Benjamin Crisp (11 May 1808 – 2 September 1901) was a New Zealand temperance advocate.

==Early life==
Crisp was born in London on or about 11 May 1808; his parents were Benjamin Crisp, a tinsmith, and his wife, Sophia.

==Life==
In 1819, when he was 11, he travelled to Hobart. After living in Hobart, Adelaide, and Sydney and working as a whaler, a farm worker, and a bullock driver, in 1837 he left Australia for New Zealand, where he again worked as a whaler and then became a boatman at Port Nicholson. In 1842 he moved to Port Nelson, where he went into business with Sam Phelps, using a bullock cart to carry immigrants' luggage into town from the port. The two earned enough to work only in the mornings; they spent the afternoons drinking, then slept off the effects under the cart. On one occasion Crisp was so drunk, he walked off the wharf thinking he was on a bridge. Crisp was one of the earliest settlers in Nelson and trained the first pair of bullocks used as draught animals in the area. He was later employed as a carter by local businesses.

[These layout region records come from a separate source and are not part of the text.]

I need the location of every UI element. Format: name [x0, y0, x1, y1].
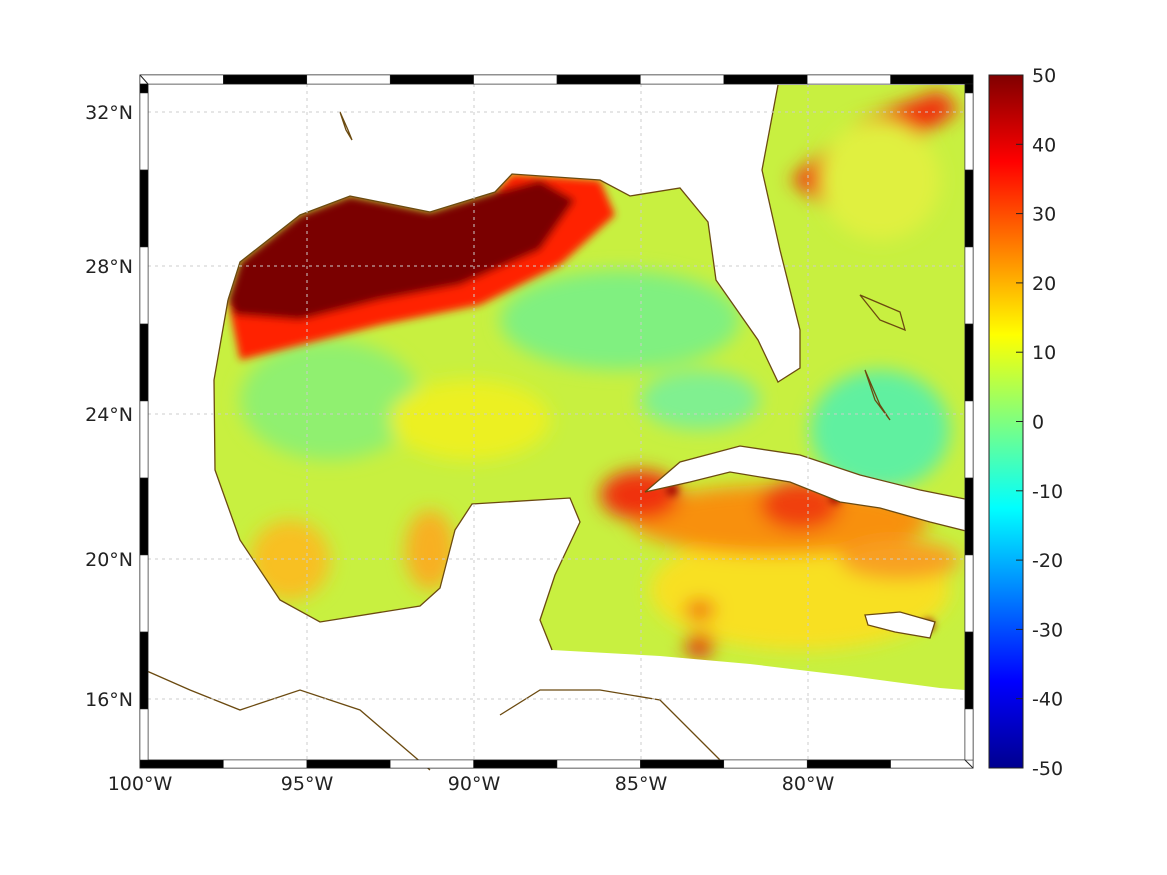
- anomaly-field: [214, 85, 965, 690]
- colorbar-tick-label: -10: [1032, 481, 1063, 503]
- lon-label: 95°W: [281, 773, 334, 795]
- colorbar-tick-label: 30: [1032, 204, 1056, 226]
- lon-label: 80°W: [782, 773, 835, 795]
- colorbar-tick-label: 0: [1032, 412, 1044, 434]
- lat-label: 20°N: [85, 549, 133, 571]
- gridlines: [148, 84, 965, 760]
- colorbar-tick-label: 40: [1032, 134, 1056, 156]
- lat-label: 16°N: [85, 689, 133, 711]
- lat-labels: 32°N 28°N 24°N 20°N 16°N: [85, 102, 133, 711]
- colorbar-tick-label: 20: [1032, 273, 1056, 295]
- colorbar-tick-label: 10: [1032, 342, 1056, 364]
- lat-label: 32°N: [85, 102, 133, 124]
- lat-label: 24°N: [85, 404, 133, 426]
- lon-label: 90°W: [448, 773, 501, 795]
- colorbar-tick-label: -40: [1032, 689, 1063, 711]
- colorbar-tick-label: -50: [1032, 758, 1063, 780]
- colorbar: 50 40 30 20 10 0 -10 -20 -30 -40 -50: [988, 65, 1063, 780]
- colorbar-tick-label: -20: [1032, 550, 1063, 572]
- lat-label: 28°N: [85, 256, 133, 278]
- lon-label: 100°W: [108, 773, 173, 795]
- lon-label: 85°W: [615, 773, 668, 795]
- colorbar-tick-label: 50: [1032, 65, 1056, 87]
- coastlines: [139, 84, 971, 771]
- map-frame: [139, 74, 974, 769]
- jamaica: [864, 611, 936, 639]
- colorbar-tick-label: -30: [1032, 619, 1063, 641]
- lon-labels: 100°W 95°W 90°W 85°W 80°W: [108, 773, 835, 795]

Alfred Saunders, the founder of the Nelson Temperance Society, preached temperance from Phelps' and Crisp's cart on Sundays. In June 1843, Crisp decided to renounce alcohol and visited Saunders at 4 a.m. to sign the temperance pledge. He became an important spokesperson for the movement, founded a Band of Hope for the local children that drew 500 to welcome important visitors to Nelson, and organised a popular annual children's event on Queen Victoria's birthday. He also taught Sunday school at the Wesleyan church.

On the Queen's Diamond Jubilee in 1887, Crisp was awarded a gold medal and 60 sovereigns.

==Personal life and death==
Crisp married Elizabeth Burnett on 14 December 1846; they had five sons and five daughters, whom Crisp brought to temperance meetings to display how they were thriving in a sober home. He died in Nelson on 2 September 1901, aged 93, after injuring his back in a fall, and was given a public funeral. His headstone is inscribed: "Erected by the Nelson citizens in memory of Ben Crisp who was the children's friend".